Zeke Hausfather, a scientist at Berkeley Earth, an independent climate research organisation, has written that a strong El Nino could significantly raise the chances of 2027 becoming the hottest year ever recorded.
Burgess echoed this, noting that El Nino's impact on global temperatures typically arrives the year after it peaks. "We’re likely to see 2027 exceed 2024 for the warmest year on record," she said.
WILL INDIA'S MONSOON BE HIT?
For India, the timing of this event is deeply concerning. The India Meteorological Department (IMD) officially forecast on April 13, 2026 that the southwest monsoon, which delivers over 70 per cent of India's annual rainfall and is the lifeline of hundreds of millions of farmers, is likely to be below normal this year.
Rainfall is projected at just 92 per cent of the Long Period Average, or LPA. The LPA is the benchmark figure calculated by averaging 50 years of historical rainfall data, from 1971 to 2020, and works out to approximately 87 centimetres.
A reading of 92 per cent means drier fields, stressed crops, and a difficult kharif season, which is the summer crop season that depends almost entirely on monsoon rainfall.
IMD's forecast maps show that most of India, barring the extreme north, extreme west, the northeast, and parts of the southern peninsula, faces a genuine rainfall deficit this season.
The chances of a severely deficient monsoon, meaning rainfall below 90 per cent of the LPA, stand at 35 per cent. That is more than double the historical long-term probability of 16 per cent.
IS THERE ANY GOOD NEWS FOR INDIA?
There is one potential buffer: the Indian Ocean Dipole, or IOD.
The IOD measures the temperature difference between the western and eastern halves of the Indian Ocean.

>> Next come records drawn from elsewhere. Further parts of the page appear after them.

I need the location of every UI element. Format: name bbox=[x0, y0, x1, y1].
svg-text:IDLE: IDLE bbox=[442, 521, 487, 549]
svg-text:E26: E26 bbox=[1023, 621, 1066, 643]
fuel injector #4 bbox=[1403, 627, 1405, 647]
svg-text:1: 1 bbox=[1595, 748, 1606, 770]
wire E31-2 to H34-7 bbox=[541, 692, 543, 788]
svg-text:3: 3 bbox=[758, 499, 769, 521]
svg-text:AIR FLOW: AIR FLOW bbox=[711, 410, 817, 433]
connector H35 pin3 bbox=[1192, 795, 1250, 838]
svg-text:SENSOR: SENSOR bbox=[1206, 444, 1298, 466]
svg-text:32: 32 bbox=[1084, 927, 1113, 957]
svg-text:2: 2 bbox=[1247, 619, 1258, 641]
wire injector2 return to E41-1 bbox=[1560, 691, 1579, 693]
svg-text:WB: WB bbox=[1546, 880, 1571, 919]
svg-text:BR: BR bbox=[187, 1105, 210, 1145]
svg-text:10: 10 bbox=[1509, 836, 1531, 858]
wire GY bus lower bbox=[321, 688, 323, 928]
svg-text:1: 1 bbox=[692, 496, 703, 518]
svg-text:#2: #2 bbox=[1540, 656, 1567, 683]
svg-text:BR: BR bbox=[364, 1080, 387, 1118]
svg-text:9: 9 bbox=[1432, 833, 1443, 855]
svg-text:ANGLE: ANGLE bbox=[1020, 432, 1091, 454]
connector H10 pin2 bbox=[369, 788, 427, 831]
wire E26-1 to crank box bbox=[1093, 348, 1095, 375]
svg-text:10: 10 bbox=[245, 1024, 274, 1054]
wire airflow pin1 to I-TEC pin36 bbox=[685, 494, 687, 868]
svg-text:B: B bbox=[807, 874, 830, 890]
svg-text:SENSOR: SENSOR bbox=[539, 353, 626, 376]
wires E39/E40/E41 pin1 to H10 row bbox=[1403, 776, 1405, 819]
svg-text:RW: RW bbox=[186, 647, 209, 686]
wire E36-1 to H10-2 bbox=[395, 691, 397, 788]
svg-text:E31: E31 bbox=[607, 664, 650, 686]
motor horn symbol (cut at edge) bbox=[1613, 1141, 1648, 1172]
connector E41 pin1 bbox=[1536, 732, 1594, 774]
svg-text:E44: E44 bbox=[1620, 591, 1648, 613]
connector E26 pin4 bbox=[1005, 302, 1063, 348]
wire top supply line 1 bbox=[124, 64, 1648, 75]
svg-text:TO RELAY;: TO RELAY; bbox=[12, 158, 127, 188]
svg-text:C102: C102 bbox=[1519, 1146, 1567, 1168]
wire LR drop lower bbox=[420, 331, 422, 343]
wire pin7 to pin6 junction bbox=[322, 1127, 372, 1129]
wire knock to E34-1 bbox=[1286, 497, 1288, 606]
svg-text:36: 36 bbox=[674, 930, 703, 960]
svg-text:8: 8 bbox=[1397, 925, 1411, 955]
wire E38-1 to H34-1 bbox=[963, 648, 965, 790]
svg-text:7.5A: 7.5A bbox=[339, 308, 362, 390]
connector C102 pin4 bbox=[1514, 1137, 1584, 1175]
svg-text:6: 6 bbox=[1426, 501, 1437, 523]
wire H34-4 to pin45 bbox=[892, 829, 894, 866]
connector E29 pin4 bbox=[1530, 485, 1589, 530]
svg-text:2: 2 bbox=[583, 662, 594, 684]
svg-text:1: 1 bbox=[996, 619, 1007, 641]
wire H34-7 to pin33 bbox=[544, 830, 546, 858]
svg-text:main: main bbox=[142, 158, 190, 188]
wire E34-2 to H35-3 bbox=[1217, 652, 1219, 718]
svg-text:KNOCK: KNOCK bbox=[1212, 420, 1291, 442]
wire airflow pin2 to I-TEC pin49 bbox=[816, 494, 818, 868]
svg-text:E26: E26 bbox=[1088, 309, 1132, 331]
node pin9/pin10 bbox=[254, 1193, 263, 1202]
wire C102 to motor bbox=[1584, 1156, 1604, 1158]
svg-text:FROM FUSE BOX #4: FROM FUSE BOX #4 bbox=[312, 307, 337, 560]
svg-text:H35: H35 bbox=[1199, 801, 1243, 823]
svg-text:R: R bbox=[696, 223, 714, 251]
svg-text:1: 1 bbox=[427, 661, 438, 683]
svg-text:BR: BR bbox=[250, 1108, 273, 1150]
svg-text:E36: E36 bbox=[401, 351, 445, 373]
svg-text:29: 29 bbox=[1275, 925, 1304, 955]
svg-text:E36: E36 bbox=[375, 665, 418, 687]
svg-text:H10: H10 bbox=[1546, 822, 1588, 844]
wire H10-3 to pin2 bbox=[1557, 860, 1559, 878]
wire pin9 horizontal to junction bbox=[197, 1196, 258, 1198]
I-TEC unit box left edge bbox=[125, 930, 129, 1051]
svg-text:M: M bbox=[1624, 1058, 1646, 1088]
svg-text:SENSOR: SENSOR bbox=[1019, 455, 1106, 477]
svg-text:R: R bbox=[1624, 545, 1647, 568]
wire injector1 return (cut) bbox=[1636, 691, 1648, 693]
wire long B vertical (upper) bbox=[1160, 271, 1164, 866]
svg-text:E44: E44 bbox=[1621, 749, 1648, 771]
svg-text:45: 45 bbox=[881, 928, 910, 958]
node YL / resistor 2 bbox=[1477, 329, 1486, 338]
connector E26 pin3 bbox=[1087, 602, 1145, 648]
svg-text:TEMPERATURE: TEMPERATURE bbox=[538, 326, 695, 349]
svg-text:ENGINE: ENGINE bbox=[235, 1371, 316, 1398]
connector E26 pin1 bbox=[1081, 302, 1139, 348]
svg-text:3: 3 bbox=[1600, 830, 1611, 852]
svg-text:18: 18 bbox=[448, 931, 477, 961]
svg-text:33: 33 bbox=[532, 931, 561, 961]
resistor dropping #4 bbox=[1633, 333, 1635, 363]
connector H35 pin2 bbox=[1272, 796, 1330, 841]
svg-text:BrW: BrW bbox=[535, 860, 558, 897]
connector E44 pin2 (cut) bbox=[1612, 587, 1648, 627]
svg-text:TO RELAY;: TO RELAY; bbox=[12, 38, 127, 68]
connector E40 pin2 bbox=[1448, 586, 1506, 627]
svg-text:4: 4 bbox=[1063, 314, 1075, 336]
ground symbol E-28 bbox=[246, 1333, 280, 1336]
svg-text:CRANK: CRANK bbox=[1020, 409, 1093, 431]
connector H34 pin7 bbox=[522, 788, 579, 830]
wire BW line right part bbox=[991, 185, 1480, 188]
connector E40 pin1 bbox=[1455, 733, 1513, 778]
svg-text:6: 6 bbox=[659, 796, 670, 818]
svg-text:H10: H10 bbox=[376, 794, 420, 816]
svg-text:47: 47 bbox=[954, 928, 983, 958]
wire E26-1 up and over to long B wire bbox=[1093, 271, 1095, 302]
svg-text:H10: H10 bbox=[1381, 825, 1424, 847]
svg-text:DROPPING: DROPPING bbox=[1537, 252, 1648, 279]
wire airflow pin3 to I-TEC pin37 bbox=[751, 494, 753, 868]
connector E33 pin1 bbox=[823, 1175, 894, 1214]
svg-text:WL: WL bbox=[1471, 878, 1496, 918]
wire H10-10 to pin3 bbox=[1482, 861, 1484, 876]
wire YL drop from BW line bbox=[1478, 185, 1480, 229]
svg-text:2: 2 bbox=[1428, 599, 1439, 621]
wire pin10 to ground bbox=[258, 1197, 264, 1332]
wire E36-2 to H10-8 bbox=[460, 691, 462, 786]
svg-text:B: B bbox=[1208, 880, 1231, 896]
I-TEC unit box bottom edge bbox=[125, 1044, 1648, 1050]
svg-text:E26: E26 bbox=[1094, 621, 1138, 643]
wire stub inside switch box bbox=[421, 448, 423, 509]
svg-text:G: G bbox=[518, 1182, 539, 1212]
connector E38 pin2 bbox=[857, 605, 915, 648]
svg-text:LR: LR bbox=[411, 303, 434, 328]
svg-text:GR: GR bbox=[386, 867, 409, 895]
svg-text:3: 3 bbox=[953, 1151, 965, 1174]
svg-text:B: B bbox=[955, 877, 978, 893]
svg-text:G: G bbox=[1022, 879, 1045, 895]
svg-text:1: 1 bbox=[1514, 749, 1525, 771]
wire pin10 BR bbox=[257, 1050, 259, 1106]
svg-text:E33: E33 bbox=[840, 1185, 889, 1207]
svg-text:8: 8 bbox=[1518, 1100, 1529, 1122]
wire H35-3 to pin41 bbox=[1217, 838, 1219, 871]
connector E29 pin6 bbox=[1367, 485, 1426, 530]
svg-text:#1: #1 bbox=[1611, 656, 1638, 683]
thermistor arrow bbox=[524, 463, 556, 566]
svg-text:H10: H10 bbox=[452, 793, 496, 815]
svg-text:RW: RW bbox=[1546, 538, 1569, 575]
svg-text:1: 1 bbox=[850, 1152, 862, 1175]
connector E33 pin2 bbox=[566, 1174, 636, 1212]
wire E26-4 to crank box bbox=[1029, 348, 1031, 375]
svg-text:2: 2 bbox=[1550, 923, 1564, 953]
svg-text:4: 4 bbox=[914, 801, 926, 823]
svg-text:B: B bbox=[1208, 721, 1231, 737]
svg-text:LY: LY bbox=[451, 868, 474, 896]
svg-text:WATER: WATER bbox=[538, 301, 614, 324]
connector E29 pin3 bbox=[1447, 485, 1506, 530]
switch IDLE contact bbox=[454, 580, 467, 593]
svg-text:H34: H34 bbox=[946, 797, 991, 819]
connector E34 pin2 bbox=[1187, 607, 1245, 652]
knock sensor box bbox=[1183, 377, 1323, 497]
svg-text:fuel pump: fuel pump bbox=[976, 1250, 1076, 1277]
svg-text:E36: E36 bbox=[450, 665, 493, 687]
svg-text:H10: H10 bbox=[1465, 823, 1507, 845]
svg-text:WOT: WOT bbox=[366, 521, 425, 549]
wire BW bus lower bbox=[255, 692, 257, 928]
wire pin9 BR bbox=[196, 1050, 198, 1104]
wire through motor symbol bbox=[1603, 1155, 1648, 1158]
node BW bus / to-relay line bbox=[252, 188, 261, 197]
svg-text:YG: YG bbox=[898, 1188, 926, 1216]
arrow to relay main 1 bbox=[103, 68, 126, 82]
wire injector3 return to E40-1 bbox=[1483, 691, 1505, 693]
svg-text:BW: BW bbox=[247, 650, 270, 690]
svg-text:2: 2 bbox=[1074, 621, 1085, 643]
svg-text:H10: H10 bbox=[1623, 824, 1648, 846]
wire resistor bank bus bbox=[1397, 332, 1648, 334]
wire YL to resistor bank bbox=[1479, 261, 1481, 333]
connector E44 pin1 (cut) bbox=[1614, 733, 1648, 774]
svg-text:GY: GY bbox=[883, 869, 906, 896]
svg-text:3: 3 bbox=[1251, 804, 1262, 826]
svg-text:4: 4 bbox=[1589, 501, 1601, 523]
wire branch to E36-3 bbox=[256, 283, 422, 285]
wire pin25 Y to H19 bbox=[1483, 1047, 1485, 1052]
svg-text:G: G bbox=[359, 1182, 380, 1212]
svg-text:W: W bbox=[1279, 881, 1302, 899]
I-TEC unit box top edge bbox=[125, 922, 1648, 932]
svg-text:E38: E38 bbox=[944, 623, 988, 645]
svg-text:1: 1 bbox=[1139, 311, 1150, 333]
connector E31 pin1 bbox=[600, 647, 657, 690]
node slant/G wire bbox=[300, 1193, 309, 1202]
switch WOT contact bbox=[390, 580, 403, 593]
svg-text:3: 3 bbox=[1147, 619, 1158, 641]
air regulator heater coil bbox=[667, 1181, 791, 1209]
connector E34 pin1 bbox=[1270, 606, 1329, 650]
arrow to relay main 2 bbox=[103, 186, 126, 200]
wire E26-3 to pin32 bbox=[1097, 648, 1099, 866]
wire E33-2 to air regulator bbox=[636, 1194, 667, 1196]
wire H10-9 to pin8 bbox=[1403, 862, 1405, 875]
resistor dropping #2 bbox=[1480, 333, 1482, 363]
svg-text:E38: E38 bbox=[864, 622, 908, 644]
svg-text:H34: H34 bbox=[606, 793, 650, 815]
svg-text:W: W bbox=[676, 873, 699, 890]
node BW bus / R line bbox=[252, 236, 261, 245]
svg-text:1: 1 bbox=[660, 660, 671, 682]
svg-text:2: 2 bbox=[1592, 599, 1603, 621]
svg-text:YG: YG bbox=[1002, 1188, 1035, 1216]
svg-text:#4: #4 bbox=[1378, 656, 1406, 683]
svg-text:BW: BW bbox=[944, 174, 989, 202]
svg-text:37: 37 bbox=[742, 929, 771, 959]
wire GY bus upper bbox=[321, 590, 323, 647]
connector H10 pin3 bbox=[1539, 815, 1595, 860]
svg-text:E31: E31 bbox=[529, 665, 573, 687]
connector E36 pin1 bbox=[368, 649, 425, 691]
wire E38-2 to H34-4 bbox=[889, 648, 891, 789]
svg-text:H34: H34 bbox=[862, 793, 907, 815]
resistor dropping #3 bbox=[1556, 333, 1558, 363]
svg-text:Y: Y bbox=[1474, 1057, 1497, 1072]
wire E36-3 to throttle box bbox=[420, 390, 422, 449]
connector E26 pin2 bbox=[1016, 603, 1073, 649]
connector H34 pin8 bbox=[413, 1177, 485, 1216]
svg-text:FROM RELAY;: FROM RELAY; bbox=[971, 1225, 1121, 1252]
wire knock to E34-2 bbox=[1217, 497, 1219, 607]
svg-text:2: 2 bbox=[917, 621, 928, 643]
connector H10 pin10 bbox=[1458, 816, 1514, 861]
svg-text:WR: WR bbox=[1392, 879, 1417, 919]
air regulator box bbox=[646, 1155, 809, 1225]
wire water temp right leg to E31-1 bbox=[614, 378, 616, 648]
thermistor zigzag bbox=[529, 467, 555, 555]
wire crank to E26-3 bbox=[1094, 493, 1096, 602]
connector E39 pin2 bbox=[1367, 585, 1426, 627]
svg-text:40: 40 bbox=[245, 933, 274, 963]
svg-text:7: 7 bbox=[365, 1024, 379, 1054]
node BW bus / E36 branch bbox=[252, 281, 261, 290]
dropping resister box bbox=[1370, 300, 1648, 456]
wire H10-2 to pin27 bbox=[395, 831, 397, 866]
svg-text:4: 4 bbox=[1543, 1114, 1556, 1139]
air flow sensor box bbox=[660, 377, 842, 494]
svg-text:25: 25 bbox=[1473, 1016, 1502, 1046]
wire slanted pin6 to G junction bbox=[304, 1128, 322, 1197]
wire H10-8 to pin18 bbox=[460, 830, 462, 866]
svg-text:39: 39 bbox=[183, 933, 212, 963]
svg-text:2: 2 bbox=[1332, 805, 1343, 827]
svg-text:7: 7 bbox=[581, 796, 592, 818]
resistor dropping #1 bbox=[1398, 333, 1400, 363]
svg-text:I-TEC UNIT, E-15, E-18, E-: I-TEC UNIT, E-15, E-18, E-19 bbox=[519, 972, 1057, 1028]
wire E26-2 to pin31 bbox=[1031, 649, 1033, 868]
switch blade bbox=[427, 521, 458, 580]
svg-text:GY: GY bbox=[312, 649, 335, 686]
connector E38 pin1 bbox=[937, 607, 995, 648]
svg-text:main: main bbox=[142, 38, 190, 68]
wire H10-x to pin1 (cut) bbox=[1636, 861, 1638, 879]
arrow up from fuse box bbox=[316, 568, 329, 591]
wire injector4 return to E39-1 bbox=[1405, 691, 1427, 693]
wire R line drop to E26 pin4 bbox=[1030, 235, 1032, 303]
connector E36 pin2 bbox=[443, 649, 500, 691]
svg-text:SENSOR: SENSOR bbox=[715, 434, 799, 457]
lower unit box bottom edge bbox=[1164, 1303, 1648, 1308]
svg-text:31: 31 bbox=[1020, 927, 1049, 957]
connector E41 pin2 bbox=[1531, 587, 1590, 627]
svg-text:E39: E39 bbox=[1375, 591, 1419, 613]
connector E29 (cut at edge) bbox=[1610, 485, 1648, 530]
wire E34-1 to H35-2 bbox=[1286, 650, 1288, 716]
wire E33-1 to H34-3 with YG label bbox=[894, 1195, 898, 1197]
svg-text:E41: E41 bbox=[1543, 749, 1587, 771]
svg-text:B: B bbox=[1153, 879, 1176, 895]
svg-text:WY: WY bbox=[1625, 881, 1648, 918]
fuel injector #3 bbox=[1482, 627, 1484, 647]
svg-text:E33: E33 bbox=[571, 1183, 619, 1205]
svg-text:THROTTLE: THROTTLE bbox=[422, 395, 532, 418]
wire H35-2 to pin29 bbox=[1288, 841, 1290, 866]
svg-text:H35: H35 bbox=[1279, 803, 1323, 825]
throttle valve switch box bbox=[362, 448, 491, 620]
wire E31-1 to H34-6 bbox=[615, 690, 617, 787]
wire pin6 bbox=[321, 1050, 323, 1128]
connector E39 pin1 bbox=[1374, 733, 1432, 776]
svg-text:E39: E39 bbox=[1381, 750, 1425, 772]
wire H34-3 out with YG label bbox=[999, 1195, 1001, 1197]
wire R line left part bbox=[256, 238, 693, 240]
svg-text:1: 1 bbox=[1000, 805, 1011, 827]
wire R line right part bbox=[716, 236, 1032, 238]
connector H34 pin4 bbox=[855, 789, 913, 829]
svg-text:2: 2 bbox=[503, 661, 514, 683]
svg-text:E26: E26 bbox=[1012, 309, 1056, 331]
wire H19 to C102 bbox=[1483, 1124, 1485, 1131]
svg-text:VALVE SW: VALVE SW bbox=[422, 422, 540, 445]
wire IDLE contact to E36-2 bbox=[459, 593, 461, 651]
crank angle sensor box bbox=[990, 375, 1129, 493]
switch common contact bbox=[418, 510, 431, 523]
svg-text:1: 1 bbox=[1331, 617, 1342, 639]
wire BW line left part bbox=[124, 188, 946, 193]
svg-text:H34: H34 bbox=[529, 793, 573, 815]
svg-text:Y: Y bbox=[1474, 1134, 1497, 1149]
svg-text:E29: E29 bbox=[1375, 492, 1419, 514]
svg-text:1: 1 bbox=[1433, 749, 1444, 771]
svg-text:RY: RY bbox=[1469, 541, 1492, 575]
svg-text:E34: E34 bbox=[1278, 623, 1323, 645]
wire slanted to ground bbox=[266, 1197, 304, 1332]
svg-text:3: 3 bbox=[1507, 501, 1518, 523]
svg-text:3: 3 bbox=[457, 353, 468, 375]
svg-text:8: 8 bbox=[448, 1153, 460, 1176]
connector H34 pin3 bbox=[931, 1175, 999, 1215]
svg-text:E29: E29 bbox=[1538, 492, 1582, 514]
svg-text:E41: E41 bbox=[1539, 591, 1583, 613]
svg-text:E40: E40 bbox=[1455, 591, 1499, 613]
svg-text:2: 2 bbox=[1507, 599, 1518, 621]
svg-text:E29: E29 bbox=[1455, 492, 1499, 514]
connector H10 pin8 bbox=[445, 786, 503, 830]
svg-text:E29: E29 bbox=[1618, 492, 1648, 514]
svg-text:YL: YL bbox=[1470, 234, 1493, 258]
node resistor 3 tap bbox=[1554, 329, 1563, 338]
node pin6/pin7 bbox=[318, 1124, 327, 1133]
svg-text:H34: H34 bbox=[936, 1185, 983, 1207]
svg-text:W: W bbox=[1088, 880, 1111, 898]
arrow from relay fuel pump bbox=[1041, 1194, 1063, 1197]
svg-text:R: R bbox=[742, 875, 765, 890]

When the western side is warmer, scientists call it a positive IOD, and it tends to push extra moisture towards India, sometimes offsetting El Nino's drying influence.
This is precisely what happened in 1997, when a powerful positive IOD neutralised a Super El Nino and saved India from drought.
However, IMD reports that the IOD is currently in a neutral state, meaning neither side of the Indian Ocean is significantly warmer than the other.
A positive phase is only expected towards the tail end of the monsoon season, arriving too late to meaningfully protect July and August, which are the two months that matter most for Indian agriculture.
As Burgess put it simply: "We just keep seeing extremes. Every month we have more data that climate change is creating these extreme events."
For India, 2026 may be one such extreme.